滋啦啦的疼。
他站在蜡烛前看了一会儿,然后头也没回地离开了揽月阁。
冬天过去了,春天来了又去了,接着夏天来了。
一日一日的过到了现在。
赵瑗躺在书房的床上,他有点想不起来,新婚次日自己都做了些什么。
只记得入宫的情景,那日她穿了件大红的锦缎棉袄,头发挽成了结椎式,少了几分初见时的娇俏,多了份蕴藉持重,温文尔雅。

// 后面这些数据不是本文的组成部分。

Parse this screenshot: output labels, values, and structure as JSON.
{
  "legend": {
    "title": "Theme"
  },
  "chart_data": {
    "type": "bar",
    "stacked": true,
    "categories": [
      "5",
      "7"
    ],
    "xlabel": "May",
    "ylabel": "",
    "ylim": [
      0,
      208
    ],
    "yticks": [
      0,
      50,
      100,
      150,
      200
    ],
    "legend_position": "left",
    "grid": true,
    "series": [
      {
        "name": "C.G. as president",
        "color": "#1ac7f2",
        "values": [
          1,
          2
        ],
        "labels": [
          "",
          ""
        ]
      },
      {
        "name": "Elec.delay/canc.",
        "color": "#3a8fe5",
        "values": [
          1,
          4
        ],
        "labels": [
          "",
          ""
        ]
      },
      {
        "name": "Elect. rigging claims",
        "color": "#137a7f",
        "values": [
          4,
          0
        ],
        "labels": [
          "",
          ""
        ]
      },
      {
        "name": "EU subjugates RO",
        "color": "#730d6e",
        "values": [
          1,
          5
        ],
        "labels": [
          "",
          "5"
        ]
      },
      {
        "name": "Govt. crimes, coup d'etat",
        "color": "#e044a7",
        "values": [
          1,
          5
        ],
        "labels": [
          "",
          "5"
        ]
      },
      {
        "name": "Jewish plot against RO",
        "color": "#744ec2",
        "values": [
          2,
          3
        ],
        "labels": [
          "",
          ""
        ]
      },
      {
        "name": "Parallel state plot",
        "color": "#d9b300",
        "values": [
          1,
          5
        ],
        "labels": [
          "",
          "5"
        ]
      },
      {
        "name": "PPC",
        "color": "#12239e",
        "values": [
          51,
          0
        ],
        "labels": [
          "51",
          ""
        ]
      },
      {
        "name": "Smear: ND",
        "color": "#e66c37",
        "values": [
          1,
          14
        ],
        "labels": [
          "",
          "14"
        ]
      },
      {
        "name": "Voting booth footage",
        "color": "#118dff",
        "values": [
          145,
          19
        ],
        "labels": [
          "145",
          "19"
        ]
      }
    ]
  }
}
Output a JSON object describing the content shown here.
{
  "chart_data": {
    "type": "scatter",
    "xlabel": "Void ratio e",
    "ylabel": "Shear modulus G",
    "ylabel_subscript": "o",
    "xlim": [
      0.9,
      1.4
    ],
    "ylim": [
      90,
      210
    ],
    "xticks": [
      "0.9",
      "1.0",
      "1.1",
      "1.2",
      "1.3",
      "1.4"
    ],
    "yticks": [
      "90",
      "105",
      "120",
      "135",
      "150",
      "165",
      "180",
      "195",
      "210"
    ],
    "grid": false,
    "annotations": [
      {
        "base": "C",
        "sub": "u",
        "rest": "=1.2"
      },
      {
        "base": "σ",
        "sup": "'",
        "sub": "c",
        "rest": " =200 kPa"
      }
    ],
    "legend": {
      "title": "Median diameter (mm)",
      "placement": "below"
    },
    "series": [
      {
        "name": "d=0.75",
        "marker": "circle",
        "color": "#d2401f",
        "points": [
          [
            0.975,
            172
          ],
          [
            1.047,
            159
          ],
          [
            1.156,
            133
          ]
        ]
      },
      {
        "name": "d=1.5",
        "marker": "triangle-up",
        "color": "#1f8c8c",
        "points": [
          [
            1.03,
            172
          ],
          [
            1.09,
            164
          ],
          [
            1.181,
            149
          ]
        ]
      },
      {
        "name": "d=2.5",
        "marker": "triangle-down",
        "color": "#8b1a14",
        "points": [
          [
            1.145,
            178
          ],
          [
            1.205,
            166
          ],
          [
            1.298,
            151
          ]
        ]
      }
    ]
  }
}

她给他的感觉,就像是在一夜之间,由一个伶俐的姑娘变成了一个沉稳的妇人。
那日他穿了一件深紫色滚金边的锦锻长袍,之所以记得这么清楚,是因为他特意交待了负责衣物的林嫂,不要用惯用的黑丝边,要金线迁边。
金边会显得更加的华贵亮丽。
当时林嫂问:“以后的衣服都要用金线吗?”
他想了一会儿说:“就这一件。”
让她看一眼,自己是很好看的就行了,每件衣服都用金线,那得多少银子花。
从府门前碰面开始,赵瑗就感觉到她不时的在看他,这令他很不自在。入宫的马车里,他们相对而坐。他听到了她的第二句话,也就在那个时候,赵瑗确定了她第一句话是说给她自己听的。
她第二句话是:“你昨晚休息的好吗?”
她用的称呼是“你”,而不是“夫君”。
赵瑗没给她答案,而是探究似的朝她望去。
他看到了她的不安,长长的睫毛颤抖着,像两只展翅的蝴蝶。